Quando fu seduto a terra legato come un salame, lei gli presentò alcune foto dal cellulare.
“Porco, ti sei divertito a sbatterti Susy, la ragazza di Antonio, non è vero? Anche le foto sul cellulare hai salvato. Volevi forse vantartene con qualcuno? Adesso vedrai come paghi salato il tradimento!”
Intanto col suo telefonino aveva chiamato qualcuno e dopo pochi minuti andò ad aprire ad Antonio che forse era in zona; mentre si spogliava sensualmente e, carezzandolo lussuriosamente, spogliava anche il partner, si lanciò in una filippica che ben presto venne a noia al marito che, nella condizione in cui era stato posto, non era in grado di obiettare che qualche grugnito incomprensibile; cominciò in quel momento la serata degli orrori in cui avrebbe sperimentato la violenza della moglie.
Marzia, appena sfilò all’amante il pantalone e il boxer, afferrò a due mani il cazzo e lo masturbò sapientemente, mentre descriveva al marito, passaggio per passaggio, i movimenti che faceva e gli chiedeva furiosa se l’altra gli avesse fatto quella carezza; per prenderlo in bocca, si accosciò sui suoi piedi e gli offrì la vista del culo che vibrava di voglia e della figa che già colava umori di piacere; tirato da lei per le natiche, Antonio affondava in gola la mazza, un duro randello di oltre venti centimetri, che quasi la soffocava.
Il lavoro di bocca, di lingua e di gola, sul grosso batacchio andò avanti per oltre mezz’ora e, progressivamente, lui vide il cazzo affondare sempre più liberamente nella gola di lei, che ogni tanto si interrompeva per invitarlo a guardare quanta sapienza mettesse nell’ingoiare un bastone che lui neppure si sognava, anche se per dieci anni si era fatta sfondare dappertutto dal suo manganello che spesso sfiorava, al massimo dell’erezione, i venticinque centimetri.
Sapeva per certo che lei agiva sulla spinta di un impulso irrazionale che l’aveva portata a scambiare innocenti foto ‘in posa’ per resoconti pornografici di un rapporto, che non c’era mai stato; ma Marzia era ancora e sempre la bambina capricciosa che non ammetteva verità diverse dalla sua e continuava la sua orazione a dimostrazione che stava esercitando solo un diritto di parità facendosi sbattere come un tappetino; Antonio, perfidamente, non rinunciava ad una scopata che aveva sempre sognato, al prezzo di un matrimonio e di un’amicizia rovinati.

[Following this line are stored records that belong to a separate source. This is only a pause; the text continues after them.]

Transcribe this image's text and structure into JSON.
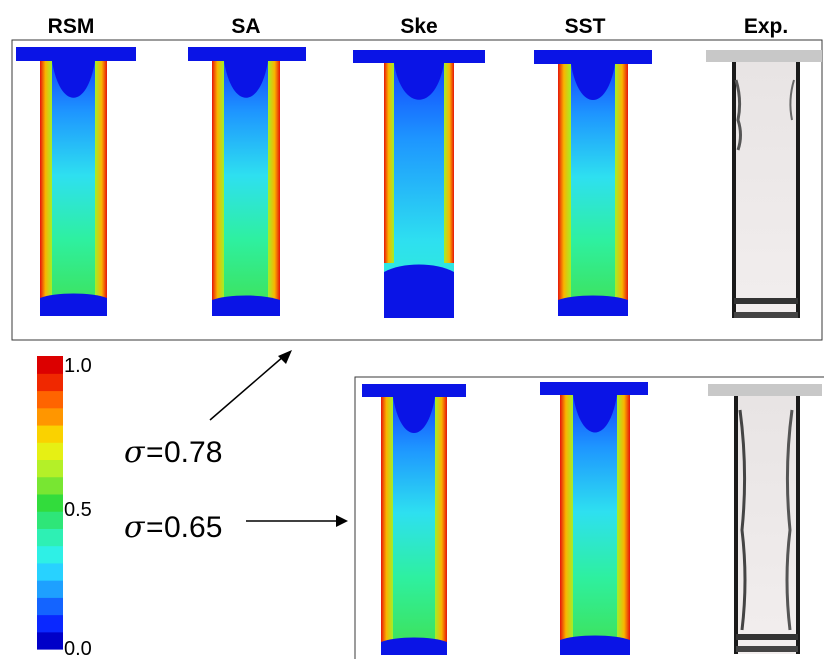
{
  "headers": [
    "RSM",
    "SA",
    "Ske",
    "SST",
    "Exp."
  ],
  "colorbar": {
    "ticks": [
      "1.0",
      "0.5",
      "0.0"
    ],
    "colors": [
      "#0000c8",
      "#0a28ff",
      "#1464ff",
      "#1ea0ff",
      "#28d2ff",
      "#2ef0e6",
      "#2ef0b4",
      "#2ee678",
      "#32dc3c",
      "#78e632",
      "#b4f028",
      "#e6f014",
      "#fad200",
      "#ff9600",
      "#ff6400",
      "#f02800",
      "#dc0000"
    ]
  },
  "annotations": {
    "top": {
      "symbol": "σ",
      "equals": "=",
      "value": "0.78"
    },
    "bottom": {
      "symbol": "σ",
      "equals": "=",
      "value": "0.65"
    }
  },
  "colors": {
    "plate": "#0a14e6",
    "red_band": "#e6140a",
    "frame": "#3a3a3a",
    "exp_plate": "#c8c8c8"
  }
}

Quando decise di farsi scopare, Marzia non trovò di meglio che sdraiarsi supina sul corpo impacchettato del marito, per rendere ancora più feroce l’umiliazione; naturalmente, accompagnava ogni gesto con un commento condito dalle parolacce più triviali che le venissero; si sentì apostrofare ‘cornuto’ un miliardo di volte ma anche ‘frocio’ ‘impotente’ ‘cuckold’ ed altre amenità del genere che lo colpivano come frustate sui punti deboli del corpo e dell’anima.
Quando fu completamente distesa su di lui, dopo averlo deriso perché il suo ‘cazzo di impotente’ non dava nessun cenno di risveglio davanti aduna donna di tanta classe, invitò l’amico a scoparla alla missionaria e l’altro eseguì caricando il ‘salame’ del corpo di lui col peso dei due amanti e delle botte che lui dava mentre affondava il cazzo profondamente nell’utero; Franco adottò il criterio dello stoicismo e lasciò che lo umiliassero in tutti i modi.
Ogni colpo, ogni affondo, si riverberava sul suo corpo come spinta innaturale; Antonio ci mise poco ad imporre alla scopata un ritmo da cavallo, spingendo il cazzo dentro finché gli ossi pubici ‘facevano scintille’ scontrandosi direttamente; la montò a lungo, tra le urla di lei e gli improperi che rivolgeva al marito invitandolo ad osservare quanta maestria lei avesse nel prendersi dentro la mazza e chiedendogli se Susy avesse goduto altrettanto quando lui le aveva offerto i suoi leziosi preliminari di cui lei era ormai stufa.
Non riuscì a sborrare, Antonio, perché Marzia, in questo abilissima, gli strozzò i coglioni quando avvertì che stava per godere; lo spinse via e ricominciò da capo; stavolta si appoggiò alle sue cosce, piegata a pecorina, e si fece leccare a lungo figa e culo; ormai vaneggiava mentre l’altro percorreva a larghe spatolate il perineo dal monte di venere al coccige fermandosi ogni tanto a penetrare con la punta della lingua nel culo o nella figa a titillare; gli orgasmi di lei non si contavano.
Col viso contro il viso, con gli occhi di fuoco nello sguardo di lui misto tra rabbia e schifo, lo riempiva di contumelie e non smetteva di raccontare per filo e per segno le emozioni che la lingua le provocava e il piacere che si preparava a ricevere, condendo ogni frase con un oltraggio rabbioso; era chiaro che era al limite estremo della violenza pura e si tratteneva solo per non rischiare di trasformare tutto in tragedia anche se la violenza domestica era del tutto dimostrata.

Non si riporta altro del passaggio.